FRANKFURT (Reuters) – Volkswagen’s CEO expects labour unions to make proposals on how to cut costs and close a gap with competitors, two days before talks over plant closures and new wage deals.
Europe’s top carmaker earlier this month cancelled long-standing job security schemes and said it was considering plant closures in its home market for the first time.
This prompted a clash with unions who have pledged fierce resistance. In a sign of how tense the situation has become, talks about a new wage agreement and future budgets are slated to start a month ahead of schedule on Sept. 25.
Unions have ruled out plant closures, leaving the question of where savings will come from without job cuts.

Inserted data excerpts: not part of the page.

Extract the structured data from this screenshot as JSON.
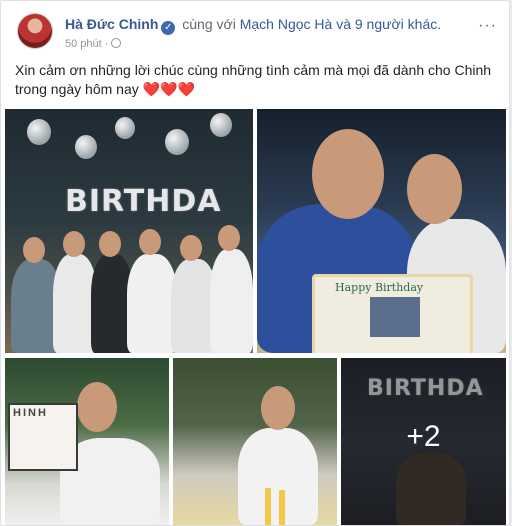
{
  "post": {
    "author": "Hà Đức Chinh",
    "with_text": "cùng với",
    "tagged_person": "Mạch Ngọc Hà",
    "others_text": "và 9 người khác.",
    "time": "50 phút",
    "text": "Xin cảm ơn những lời chúc cùng những tình cảm mà mọi đã dành cho Chinh trong ngày hôm nay",
    "hearts": "❤️❤️❤️",
    "more_menu": "···"
  },
  "photos": {
    "balloon_letters": "BIRTHDA",
    "cake_text": "Happy Birthday",
    "board_title": "HINH",
    "balloon_letters_small": "BIRTHDA",
    "more_count": "+2"
  },
  "icons": {
    "verified": "verified-badge-icon",
    "audience": "globe-icon",
    "more": "more-options-icon"
  },
  "colors": {
    "link": "#385898",
    "verified": "#4267b2",
    "heart": "#e0245e"
  }
}
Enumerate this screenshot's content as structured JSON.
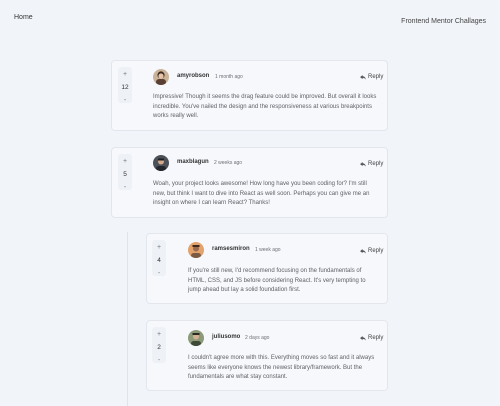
{
  "nav": {
    "home_label": "Home",
    "right_label": "Frontend Mentor Challages"
  },
  "colors": {
    "background": "#f1f4f9",
    "card": "#f6f8fc",
    "border": "#e3e6ec"
  },
  "comments": [
    {
      "score": "12",
      "username": "amyrobson",
      "time": "1 month ago",
      "reply_label": "Reply",
      "content": "Impressive! Though it seems the drag feature could be improved. But overall it looks incredible. You've nailed the design and the responsiveness at various breakpoints works really well.",
      "avatar_icon": "avatar-amyrobson"
    },
    {
      "score": "5",
      "username": "maxblagun",
      "time": "2 weeks ago",
      "reply_label": "Reply",
      "content": "Woah, your project looks awesome! How long have you been coding for? I'm still new, but think I want to dive into React as well soon. Perhaps you can give me an insight on where I can learn React? Thanks!",
      "avatar_icon": "avatar-maxblagun"
    }
  ],
  "replies": [
    {
      "score": "4",
      "username": "ramsesmiron",
      "time": "1 week ago",
      "reply_label": "Reply",
      "content": "If you're still new, I'd recommend focusing on the fundamentals of HTML, CSS, and JS before considering React. It's very tempting to jump ahead but lay a solid foundation first.",
      "avatar_icon": "avatar-ramsesmiron"
    },
    {
      "score": "2",
      "username": "juliusomo",
      "time": "2 days ago",
      "reply_label": "Reply",
      "content": "I couldn't agree more with this. Everything moves so fast and it always seems like everyone knows the newest library/framework. But the fundamentals are what stay constant.",
      "avatar_icon": "avatar-juliusomo"
    }
  ],
  "vote": {
    "plus": "+",
    "minus": "-"
  }
}
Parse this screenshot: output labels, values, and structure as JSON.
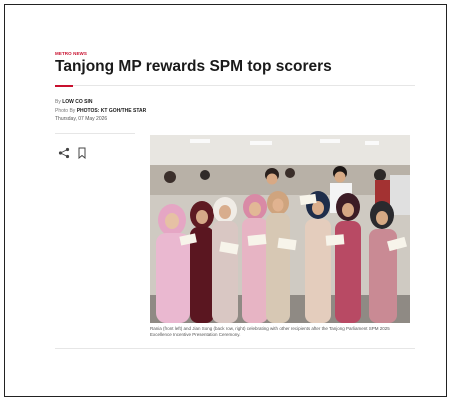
{
  "article": {
    "section": "METRO NEWS",
    "headline": "Tanjong MP rewards SPM top scorers",
    "byline_prefix": "By ",
    "author": "LOW CO SIN",
    "photo_prefix": "Photo By ",
    "photo_credit": "PHOTOS: KT GOH/THE STAR",
    "date": "Thursday, 07 May 2026",
    "caption": "Rania (front left) and Jian Song (back row, right) celebrating with other recipients after the Tanjong Parliament SPM 2025 Excellence Incentive Presentation Ceremony."
  },
  "colors": {
    "accent": "#c8102e",
    "text": "#1a1a1a",
    "muted": "#777777"
  },
  "icons": {
    "share": "share-icon",
    "bookmark": "bookmark-icon"
  }
}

“I expect to see significant movement there in order to make progress on the cost side,” Volkswagen Group Chief Executive Oliver Blume told broadcaster RTL/ntv.
“Costs at Volkswagen are too high compared to international competition,” Blume said, adding the group would be reviewing all levers in the coming weeks regarding cuts of development, materials, fixed, manufacturing and retail costs.
He said labour costs in Germany were twice the European level, also telling German broadcaster ZDF that the aim was to get a broad deal on investments and labour agreements this year.
Blume’s comments came as carmakers and suppliers are set to hold a virtual meeting with German Economy Minister Robert Habeck later on Monday regarding the health of the auto industry, Germany’s most important.
It follows mounting trouble for the country’s carmakers, with both BMW and Mercedes-Benz warning on profit in recent weeks as a result of a weakening Chinese car market, the world’s largest.